Thursday, November 17
From 4 to 8:30 starting at the Graduate hotel, ticket holders for a holiday edition of Flights of Fancy, “New Haven’s premier shopping, wine and food crawl,” can enjoy “sipping, tasting and shopping stops, souvenir wine glasses and event bags, shopping discounts and promotions, raffle prizes, giveaways and more!” throughout downtown New Haven.

Trinity Church on the Green’s annual three-day Christmas Market, whose “handmade crafts, plants/bulbs, cookies, jams and preserves, soup to-go” and tag sale promise affordable early holiday shopping, officially opens tomorrow. But the earliest early shoppers can get first crack (and some bubbly and bites) during a ticketed Champagne Preview Party tonight from 5:30 to 8:30.

Friday, November 18
Starting at 7:30 tonight at Bregamos Community Theater, FUSE Theatre of CT presents the first of four performances this weekend of Songs For A New World. The musical by Tony Award-winning composer Jason Robert Brown “is a beloved song-cycle that introduces the audience to a wide variety of characters—from a political prisoner to a scorned socialite, a promising basketball star to the worried mother of a missing soldier—each facing scary and exhilarating crossroads in their life.”

Saturday, November 19
“The Game” is at Harvard this year—and it’s sold out. Of course, you can watch it from home or a bar, with the broadcast starting at noon on ESPNU.

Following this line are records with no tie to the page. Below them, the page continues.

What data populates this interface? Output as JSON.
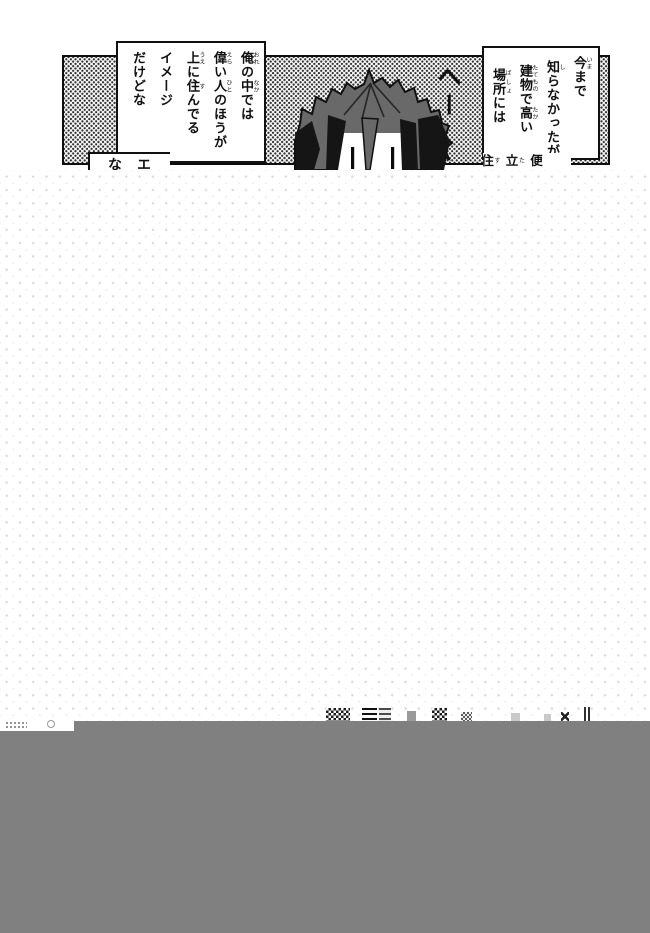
{
  "colors": {
    "gray_bar": "#808080",
    "hair_gray": "#696969",
    "ink": "#111111",
    "tone_dot": "#2e2e2e",
    "overlay_dot": "#dcdcdc",
    "bubble_bg": "#ffffff"
  },
  "bubbles": {
    "right": {
      "columns": [
        {
          "segs": [
            {
              "b": "今",
              "r": "いま"
            },
            {
              "b": "まで"
            }
          ]
        },
        {
          "segs": [
            {
              "b": "知",
              "r": "し"
            },
            {
              "b": "らなかったが"
            }
          ]
        },
        {
          "segs": [
            {
              "b": "建物",
              "r": "たてもの"
            },
            {
              "b": "で"
            },
            {
              "b": "高",
              "r": "たか"
            },
            {
              "b": "い"
            }
          ]
        },
        {
          "segs": [
            {
              "b": "場所",
              "r": "ばしょ"
            },
            {
              "b": "には"
            }
          ]
        }
      ]
    },
    "left": {
      "columns": [
        {
          "segs": [
            {
              "b": "俺",
              "r": "おれ"
            },
            {
              "b": "の"
            },
            {
              "b": "中",
              "r": "なか"
            },
            {
              "b": "では"
            }
          ]
        },
        {
          "segs": [
            {
              "b": "偉",
              "r": "えら"
            },
            {
              "b": "い"
            },
            {
              "b": "人",
              "r": "ひと"
            },
            {
              "b": "のほうが"
            }
          ]
        },
        {
          "segs": [
            {
              "b": "上",
              "r": "うえ"
            },
            {
              "b": "に"
            },
            {
              "b": "住",
              "r": "す"
            },
            {
              "b": "んでる"
            }
          ]
        },
        {
          "segs": [
            {
              "b": "イメージ"
            }
          ]
        },
        {
          "segs": [
            {
              "b": "だけどな"
            }
          ]
        }
      ]
    },
    "bottom_left": {
      "columns": [
        {
          "segs": [
            {
              "b": "エ"
            }
          ]
        },
        {
          "segs": [
            {
              "b": "な"
            }
          ]
        }
      ]
    },
    "bottom_right": {
      "columns": [
        {
          "segs": [
            {
              "b": "便"
            }
          ]
        },
        {
          "segs": [
            {
              "b": "立",
              "r": "た"
            }
          ]
        },
        {
          "segs": [
            {
              "b": "住",
              "r": "す"
            }
          ]
        }
      ]
    }
  },
  "sfx": {
    "hee": "へー"
  },
  "fragments": [
    {
      "name": "checker-a",
      "x": 326,
      "w": 24,
      "h": 13,
      "type": "checker"
    },
    {
      "name": "stripes-a",
      "x": 362,
      "w": 15,
      "h": 13,
      "type": "stripes"
    },
    {
      "name": "stripes-b",
      "x": 379,
      "w": 12,
      "h": 13,
      "type": "stripes-light"
    },
    {
      "name": "smudge",
      "x": 407,
      "w": 9,
      "h": 10,
      "type": "gray"
    },
    {
      "name": "checker-b",
      "x": 432,
      "w": 15,
      "h": 13,
      "type": "checker"
    },
    {
      "name": "checker-c",
      "x": 461,
      "w": 11,
      "h": 9,
      "type": "checker-light"
    },
    {
      "name": "mark-a",
      "x": 511,
      "w": 9,
      "h": 8,
      "type": "gray-light"
    },
    {
      "name": "mark-b",
      "x": 544,
      "w": 7,
      "h": 7,
      "type": "gray-light"
    },
    {
      "name": "xmark",
      "x": 561,
      "w": 8,
      "h": 9,
      "type": "xmark"
    },
    {
      "name": "bars",
      "x": 584,
      "w": 6,
      "h": 14,
      "type": "vbars"
    }
  ]
}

A “Get Stuffed Edition” of the Stay Weird dance party series fills Diesel Lounge with mixes by DJs Godfather, Jeff LeClair, Ron Classic and Metaphysical starting at 8.

With doors at 8 and the show at 9, it’s Back to the Eighties at College Street Music Hall with ’80s tribute act Jessie’s Girl, who’ll be covering hit after hit.

Also at 9, the next Art in the Back opening reception at Three Sheets features work by local artists Scarletchild, Hannah Francis and Eerily Stabby in—you guessed it—the back.

Sunday, November 20
At The State House at 8 p.m., Pinned & Sewtured, a project of local director, designer and puppet theatre artist Anatar Marmol-Gagne, presents “an evening of LIVE short form puppet theater and a very special musical guest—Nasty Disaster!”